DENPASAR, BALIPOST.com – Ketua Perhimpunan Hotel dan Restoran Indonesia (PHRI) Bali, Tjokorda Oka Artha Ardhana Sukawati menekankan perlunya menciptakan sumber daya manusia (SDM) pariwisata berkualitas dan berkarakter budaya Bali. Ia pun mengapresiasi adanya sekolah pariwisata, seperti SMK Prada, yang mengembangkan SDM dengan menitikberatkan pada budaya Bali.
Menurut Cok Ace, sebagai krama Bali yang dilahirkan di Pulau Dewata memiliki kewajiban untuk menjaga kebudayaan Bali melalui kegiatan pasraman budaya.

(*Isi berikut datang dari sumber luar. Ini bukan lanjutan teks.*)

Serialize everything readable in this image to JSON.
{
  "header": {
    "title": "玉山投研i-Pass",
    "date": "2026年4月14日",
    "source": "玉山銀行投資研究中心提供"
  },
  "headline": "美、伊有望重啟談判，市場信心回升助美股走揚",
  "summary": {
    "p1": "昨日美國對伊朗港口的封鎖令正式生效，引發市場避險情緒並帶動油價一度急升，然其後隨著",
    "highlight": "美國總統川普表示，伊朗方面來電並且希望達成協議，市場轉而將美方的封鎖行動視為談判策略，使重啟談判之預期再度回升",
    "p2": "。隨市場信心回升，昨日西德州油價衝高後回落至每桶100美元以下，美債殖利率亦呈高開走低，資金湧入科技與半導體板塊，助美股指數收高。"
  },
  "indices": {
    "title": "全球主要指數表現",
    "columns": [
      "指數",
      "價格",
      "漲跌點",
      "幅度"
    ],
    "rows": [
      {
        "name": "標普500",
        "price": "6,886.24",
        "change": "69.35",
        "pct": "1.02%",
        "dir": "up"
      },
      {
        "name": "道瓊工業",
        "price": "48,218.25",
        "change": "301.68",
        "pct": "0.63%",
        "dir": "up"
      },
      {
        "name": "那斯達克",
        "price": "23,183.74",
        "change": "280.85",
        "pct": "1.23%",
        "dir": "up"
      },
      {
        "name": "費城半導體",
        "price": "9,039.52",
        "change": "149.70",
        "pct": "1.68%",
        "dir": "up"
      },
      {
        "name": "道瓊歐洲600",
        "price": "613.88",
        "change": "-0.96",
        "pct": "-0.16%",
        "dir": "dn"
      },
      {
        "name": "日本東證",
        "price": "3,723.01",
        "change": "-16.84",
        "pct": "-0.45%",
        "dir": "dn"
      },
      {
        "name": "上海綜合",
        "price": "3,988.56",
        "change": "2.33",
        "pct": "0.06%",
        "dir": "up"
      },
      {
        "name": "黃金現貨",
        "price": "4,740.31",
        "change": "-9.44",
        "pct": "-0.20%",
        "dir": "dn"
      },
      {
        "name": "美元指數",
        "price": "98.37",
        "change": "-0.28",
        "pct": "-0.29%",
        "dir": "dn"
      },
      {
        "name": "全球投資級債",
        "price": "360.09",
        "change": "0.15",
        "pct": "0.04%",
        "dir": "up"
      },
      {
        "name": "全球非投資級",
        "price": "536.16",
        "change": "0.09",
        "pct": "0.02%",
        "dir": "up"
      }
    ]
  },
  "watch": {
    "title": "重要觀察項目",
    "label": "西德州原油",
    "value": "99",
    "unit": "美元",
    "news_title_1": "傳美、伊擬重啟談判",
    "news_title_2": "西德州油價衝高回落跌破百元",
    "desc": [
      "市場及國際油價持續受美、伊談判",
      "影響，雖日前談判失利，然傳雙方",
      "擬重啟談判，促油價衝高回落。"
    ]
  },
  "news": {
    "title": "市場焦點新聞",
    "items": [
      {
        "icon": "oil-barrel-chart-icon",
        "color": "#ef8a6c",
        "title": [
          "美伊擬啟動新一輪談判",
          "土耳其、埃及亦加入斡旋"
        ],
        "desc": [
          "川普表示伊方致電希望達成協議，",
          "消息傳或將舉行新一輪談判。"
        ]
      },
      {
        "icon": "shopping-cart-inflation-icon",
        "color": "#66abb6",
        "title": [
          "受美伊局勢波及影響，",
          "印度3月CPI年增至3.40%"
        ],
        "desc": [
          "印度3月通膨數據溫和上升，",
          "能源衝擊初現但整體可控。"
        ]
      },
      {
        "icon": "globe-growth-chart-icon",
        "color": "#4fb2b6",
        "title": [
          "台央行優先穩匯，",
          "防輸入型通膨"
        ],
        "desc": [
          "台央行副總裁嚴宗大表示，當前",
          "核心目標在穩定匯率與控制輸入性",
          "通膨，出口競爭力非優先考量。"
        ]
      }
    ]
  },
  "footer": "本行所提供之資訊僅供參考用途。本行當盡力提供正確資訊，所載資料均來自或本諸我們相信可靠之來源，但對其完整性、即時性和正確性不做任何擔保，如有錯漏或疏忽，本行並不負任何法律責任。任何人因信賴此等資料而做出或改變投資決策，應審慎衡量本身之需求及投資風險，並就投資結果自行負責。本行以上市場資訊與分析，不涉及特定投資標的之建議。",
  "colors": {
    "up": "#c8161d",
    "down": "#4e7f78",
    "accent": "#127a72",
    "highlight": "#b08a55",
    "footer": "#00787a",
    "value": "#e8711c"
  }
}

Tak hanya menikmati rahmat yang telah diberikan alam semesta Bali.
“Kita punya kewajiban untuk menjaga dan membangun Bali. Oleh sebab itu saya berharap kewajiban-kewajiban seperti itu kita sama-sama pikul menjaga Bali,” kata mantan Wakil Gubernur Bali 2018-2023.
Penglingsir Puri Agung Ubud yang akrab disapa Cok Ace menilai pasraman budaya dilakukan SMK Prada sangat positif dan perlu ditiru sekolah lain. “Saya pikir itu hal (pasraman budaya SMK Prada) sangat positif sekali,” kata Cok Ace, Sabtu (21/2) di auditorium kampus Universitas Mahasaraswati (Unmas) Denpasar.
Cok Ace mengakui mulai jarang menemukan sekolah-sekolah pariwisata yang masih aktif menjalankan kegiatan seperti ini. Pergeseran budaya bisa saja terjadi jika tak menjadi perhatian semua pihak sejak dini.
Menurut mantan Bupati Gianyar ini, dunia membutuhkan SDM Bali karena memiliki keunggulan karakter dan berbudaya. “Saya melihat langsung di beberapa tempat (negara), justru itulah kelebihan tenaga kerja yang berasal dari Bali. Penanaman budi pekerti, penanaman etika, penanaman moral, Ini menjadi bekal dan nilai tambah mereka ketika merantau,” jelas Cok Ace.
Cok Ace menyampaikan warga dunia menyukai tenaga kerja Bali karena background budaya yang membalut skill dan kompetensinya. Sehingga semakin banyak juga permintaan tenaga kerja Bali dari negara luar.
Untuk diketahui, SMK Swasta Pariwisata Dalung (SMK Prada) memiliki aktivitas budaya Bali setiap bulan purnama tiba. Kegiatan belajar mengajar berganti dengan kegiatan budaya, adat istiadat, tradisi dan kearifan lokal. Kegiatan ini sering disebut pasraman budaya Bali.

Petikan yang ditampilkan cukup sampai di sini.